PVR Inox earlier this week announced its audited consolidated financial results for the quarter and the 12-month period ended March 31, 2024.
During the last quarter of FY23-24, the company recorded 32.6 million admissions (YoY growth of 7%) with an ATP (Average Ticket Price) of Rs. 233 (YoY de-growth of -2%) and SPH (Spending Per Head) of Rs. 129 (YoY growth of 8%). This led to a 6% increase in ticket sales, a 17% rise in Food & Beverage sales, and a 15% boost in ad sales when compared to the same period last year.
During the year, the company recorded 151.4 million admissions (YoY growth of 59%) with an ATP of Rs. 259 (YoY growth of 8%) and SPH of Rs. 132 (YoY growth of 3%). This led to a 73% increase in ticket sales, a 64% rise in Food & Beverage sales, and a 56% boost in ad sales when compared to proforma figures from FY22-23.
The press release of PVR Inox states:
“Significant volatility was observed in box-office collections during the year. The quarter ended March 2024 was the weakest quarter of the year. While the India box-office in January started off on a decent note with Fighter (Hindi) grossing Rs. 2,550 million, Hanuman (Telugu) grossing Rs. 2,380 million, and month of March saw releases like Shaitaan (Hindi) grossing Rs. 1,760 million, the overall quarter was muted with admissions of 32.6 million. The ongoing general election has also impacted the flow of new releases in the current quarter which is expected to stabilise by mid-June.
“The company has been working hard to achieve the full potential of our merger. Right after the merger was consummated, we had guided for annual EBITDA level synergies of Rs. 2,250 million which will be achieved over 12-24 months. We are happy to update that the integration process has been moving along well and has produced significant operational savings. During the year, we achieved a total EBITDA level synergy of Rs. 1,850-2,080 million. Of this, box-office contributes Rs. 890-970 million, Food & Beverage contributes Rs. 340-400 million, savings on Manpower and other overheads contribute Rs. 620-710 million. While a large part of the merger synergies we had guided for has been achieved in FY23-24, we expect to realise further synergies in FY24-25 as well. The full impact of these synergies would be visible as occupancies improve.
“During the year, the company opened 130 new screens and closed 85 underperforming screens, resulting in net addition of 45 screens. Currently, our screen portfolio includes 1,748 in 360 cinemas across 112 cities in India and Sri Lanka.

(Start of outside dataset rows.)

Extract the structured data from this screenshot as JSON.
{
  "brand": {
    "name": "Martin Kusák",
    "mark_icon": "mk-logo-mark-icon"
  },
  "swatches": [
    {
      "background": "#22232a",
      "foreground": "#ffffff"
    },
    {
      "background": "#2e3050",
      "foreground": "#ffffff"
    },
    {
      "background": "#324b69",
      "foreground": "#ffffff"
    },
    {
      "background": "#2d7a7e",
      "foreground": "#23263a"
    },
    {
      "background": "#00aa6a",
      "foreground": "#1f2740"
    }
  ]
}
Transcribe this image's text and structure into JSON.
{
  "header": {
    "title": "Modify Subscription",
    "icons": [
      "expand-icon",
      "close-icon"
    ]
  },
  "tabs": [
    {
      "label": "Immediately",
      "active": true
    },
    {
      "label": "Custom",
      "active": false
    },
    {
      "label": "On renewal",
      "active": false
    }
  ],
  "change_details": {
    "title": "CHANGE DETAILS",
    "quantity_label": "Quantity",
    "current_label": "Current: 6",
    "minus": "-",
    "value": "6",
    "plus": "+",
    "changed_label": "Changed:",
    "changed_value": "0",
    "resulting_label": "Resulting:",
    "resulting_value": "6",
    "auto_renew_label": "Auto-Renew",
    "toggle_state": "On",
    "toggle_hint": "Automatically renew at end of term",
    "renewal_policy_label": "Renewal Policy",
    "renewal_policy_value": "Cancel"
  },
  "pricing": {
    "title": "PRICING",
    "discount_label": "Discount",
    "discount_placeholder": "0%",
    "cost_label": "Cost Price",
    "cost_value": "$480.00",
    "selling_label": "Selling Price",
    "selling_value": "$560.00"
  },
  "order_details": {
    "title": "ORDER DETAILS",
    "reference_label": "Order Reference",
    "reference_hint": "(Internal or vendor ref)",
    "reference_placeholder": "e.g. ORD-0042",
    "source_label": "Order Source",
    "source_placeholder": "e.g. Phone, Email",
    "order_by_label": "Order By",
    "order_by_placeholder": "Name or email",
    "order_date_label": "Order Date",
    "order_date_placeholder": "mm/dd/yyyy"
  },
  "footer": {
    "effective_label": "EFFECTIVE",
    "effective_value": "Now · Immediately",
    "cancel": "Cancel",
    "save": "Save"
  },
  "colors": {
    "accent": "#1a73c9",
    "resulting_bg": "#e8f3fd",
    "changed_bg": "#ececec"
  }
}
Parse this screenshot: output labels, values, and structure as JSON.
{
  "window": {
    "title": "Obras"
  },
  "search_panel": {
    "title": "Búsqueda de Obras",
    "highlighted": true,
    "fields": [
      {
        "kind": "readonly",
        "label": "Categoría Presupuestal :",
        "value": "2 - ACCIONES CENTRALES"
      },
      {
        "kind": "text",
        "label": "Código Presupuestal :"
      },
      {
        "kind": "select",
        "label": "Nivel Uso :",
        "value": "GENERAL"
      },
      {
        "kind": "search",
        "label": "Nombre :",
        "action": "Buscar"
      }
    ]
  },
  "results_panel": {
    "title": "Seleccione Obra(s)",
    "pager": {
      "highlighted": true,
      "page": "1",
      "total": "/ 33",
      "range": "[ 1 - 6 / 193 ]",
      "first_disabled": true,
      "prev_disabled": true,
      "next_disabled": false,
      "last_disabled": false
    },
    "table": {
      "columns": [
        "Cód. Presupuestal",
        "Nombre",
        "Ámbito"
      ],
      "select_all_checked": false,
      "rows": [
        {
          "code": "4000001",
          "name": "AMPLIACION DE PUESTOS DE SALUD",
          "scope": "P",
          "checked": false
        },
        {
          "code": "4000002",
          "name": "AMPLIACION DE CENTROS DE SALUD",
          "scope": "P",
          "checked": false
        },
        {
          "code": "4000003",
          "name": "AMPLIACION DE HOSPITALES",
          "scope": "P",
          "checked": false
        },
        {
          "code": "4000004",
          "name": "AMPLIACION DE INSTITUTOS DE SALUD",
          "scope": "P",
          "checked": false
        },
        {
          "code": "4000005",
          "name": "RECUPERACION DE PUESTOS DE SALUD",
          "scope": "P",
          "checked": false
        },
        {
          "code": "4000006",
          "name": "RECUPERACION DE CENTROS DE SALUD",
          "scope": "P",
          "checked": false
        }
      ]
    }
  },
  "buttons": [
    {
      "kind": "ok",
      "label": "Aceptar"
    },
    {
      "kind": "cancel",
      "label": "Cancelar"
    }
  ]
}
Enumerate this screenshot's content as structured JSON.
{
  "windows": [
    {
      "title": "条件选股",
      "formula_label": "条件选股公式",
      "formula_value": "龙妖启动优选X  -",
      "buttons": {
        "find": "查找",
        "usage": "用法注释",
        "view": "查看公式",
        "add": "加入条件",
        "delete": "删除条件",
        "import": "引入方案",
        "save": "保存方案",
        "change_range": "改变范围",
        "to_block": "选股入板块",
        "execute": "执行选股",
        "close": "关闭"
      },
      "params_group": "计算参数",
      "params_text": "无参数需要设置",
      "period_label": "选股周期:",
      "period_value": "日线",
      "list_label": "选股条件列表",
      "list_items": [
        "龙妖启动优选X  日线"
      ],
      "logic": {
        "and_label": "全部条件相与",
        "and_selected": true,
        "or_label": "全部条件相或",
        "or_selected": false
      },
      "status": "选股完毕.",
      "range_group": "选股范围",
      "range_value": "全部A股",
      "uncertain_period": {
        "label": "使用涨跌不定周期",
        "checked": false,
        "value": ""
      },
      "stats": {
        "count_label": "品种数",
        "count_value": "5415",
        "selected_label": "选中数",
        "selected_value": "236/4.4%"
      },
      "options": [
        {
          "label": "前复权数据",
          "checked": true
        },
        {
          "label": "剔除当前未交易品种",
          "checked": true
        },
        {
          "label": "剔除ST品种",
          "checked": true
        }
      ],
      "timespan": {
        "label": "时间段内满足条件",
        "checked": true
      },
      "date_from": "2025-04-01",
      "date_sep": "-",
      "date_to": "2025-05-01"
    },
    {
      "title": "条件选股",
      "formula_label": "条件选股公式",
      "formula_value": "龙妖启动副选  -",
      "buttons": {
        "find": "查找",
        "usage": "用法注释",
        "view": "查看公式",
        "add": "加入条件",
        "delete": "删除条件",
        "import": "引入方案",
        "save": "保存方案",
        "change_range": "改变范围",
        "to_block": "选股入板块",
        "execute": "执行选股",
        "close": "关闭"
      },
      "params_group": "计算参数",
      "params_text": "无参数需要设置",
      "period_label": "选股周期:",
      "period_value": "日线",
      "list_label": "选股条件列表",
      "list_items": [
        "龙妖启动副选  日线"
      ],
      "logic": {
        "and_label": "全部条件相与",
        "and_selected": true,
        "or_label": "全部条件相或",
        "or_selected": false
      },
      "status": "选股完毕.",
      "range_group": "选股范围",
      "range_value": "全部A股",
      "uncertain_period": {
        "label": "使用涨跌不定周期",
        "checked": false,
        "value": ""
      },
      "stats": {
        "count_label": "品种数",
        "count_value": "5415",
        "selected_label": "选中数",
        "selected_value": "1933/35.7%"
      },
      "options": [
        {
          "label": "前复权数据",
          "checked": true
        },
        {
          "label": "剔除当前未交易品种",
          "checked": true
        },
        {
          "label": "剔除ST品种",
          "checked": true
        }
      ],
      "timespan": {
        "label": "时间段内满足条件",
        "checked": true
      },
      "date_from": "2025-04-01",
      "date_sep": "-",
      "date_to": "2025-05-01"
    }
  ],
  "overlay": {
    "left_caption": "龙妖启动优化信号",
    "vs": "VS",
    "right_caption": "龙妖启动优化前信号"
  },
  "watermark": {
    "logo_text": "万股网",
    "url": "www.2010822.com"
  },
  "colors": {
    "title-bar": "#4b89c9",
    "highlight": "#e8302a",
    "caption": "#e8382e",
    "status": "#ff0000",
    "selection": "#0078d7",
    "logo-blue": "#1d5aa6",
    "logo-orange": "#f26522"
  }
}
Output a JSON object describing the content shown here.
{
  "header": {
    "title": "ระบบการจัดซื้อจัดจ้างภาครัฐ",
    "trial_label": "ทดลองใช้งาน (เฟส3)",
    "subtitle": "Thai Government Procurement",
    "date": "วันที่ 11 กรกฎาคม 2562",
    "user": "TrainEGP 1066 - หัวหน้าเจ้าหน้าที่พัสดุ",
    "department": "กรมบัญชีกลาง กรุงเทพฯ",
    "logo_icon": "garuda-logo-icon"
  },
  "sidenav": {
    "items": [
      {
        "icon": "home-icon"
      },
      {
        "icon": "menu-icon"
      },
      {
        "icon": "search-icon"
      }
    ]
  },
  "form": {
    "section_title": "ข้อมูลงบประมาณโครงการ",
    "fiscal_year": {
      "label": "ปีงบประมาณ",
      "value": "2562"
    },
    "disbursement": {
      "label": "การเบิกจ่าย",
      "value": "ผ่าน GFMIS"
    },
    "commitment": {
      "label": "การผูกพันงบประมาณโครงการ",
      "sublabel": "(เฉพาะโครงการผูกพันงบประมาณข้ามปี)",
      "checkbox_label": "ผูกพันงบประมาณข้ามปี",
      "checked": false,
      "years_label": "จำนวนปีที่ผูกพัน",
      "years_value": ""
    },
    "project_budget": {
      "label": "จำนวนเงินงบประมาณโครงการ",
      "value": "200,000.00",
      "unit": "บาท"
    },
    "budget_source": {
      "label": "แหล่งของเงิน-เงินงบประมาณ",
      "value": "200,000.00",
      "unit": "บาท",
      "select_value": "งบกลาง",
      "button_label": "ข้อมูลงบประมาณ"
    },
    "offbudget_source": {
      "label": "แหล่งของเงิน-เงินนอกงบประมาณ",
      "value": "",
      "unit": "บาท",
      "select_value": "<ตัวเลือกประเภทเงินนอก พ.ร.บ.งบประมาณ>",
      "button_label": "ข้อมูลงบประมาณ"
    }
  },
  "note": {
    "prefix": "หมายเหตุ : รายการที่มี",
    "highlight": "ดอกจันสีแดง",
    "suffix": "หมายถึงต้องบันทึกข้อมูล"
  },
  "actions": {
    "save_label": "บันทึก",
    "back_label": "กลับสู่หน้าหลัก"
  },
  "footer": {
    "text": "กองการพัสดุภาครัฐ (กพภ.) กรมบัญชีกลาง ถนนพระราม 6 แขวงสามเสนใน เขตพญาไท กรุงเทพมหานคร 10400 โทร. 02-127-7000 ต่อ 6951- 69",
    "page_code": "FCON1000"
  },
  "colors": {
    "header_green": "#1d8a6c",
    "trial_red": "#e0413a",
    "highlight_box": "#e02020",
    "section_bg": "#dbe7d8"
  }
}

“The company generated free cash flow of Rs. 1,158 million during the year and used it to reduce its net debt from Rs. 14,304 million on March 31, 2023 to Rs. 12,940 million on March 31, 2024.
“The company has identified four key strategic priorities for our business which will act as guiding posts for our growth strategy from a medium- to long-term perspective. First, improve the profitability of the existing circuit through revenue enhancement by driving box-office initiatives like Movie Passport, Cinema Lovers Day, screening of alternate content like film festivals, live concerts, key sporting and other events. Secondly, focus on reducing costs by re-negotiating rentals for operational cinemas, shutting down underperforming cinemas, reducing overhead costs and having a leaner organisational structure. Thirdly, adopting a ‘Capital Light’ model wherein our endeavour is to reduce our annual capital expenditure by exploring alternate models like FOCO (Franchisee owned, Company operated), partnering with developers for jointly investing in new screen capex. Fourth priority is to become net debt free over the next few years. In this context, we are also evaluating monetisation of real estate assets owned by the company and using the proceeds to reduce leverage.”
Commenting on the results and performance, Mr. Ajay Bijli, managing director, PVR Inox Ltd., said, “The key strategic priorities, as envisaged above, should help the company in charting a new, less capital intensive and incrementally profitable growth path. Our endeavour is to redefine our growth strategy, focus on fixed cost reduction thus improving profitability resulting in enhanced return on capital and free cash flow generation.”
It is learnt that after shutting down 85 screens in FY23-24, PVR Inox plans to close down about 75 more underperforming screens in FY24-25.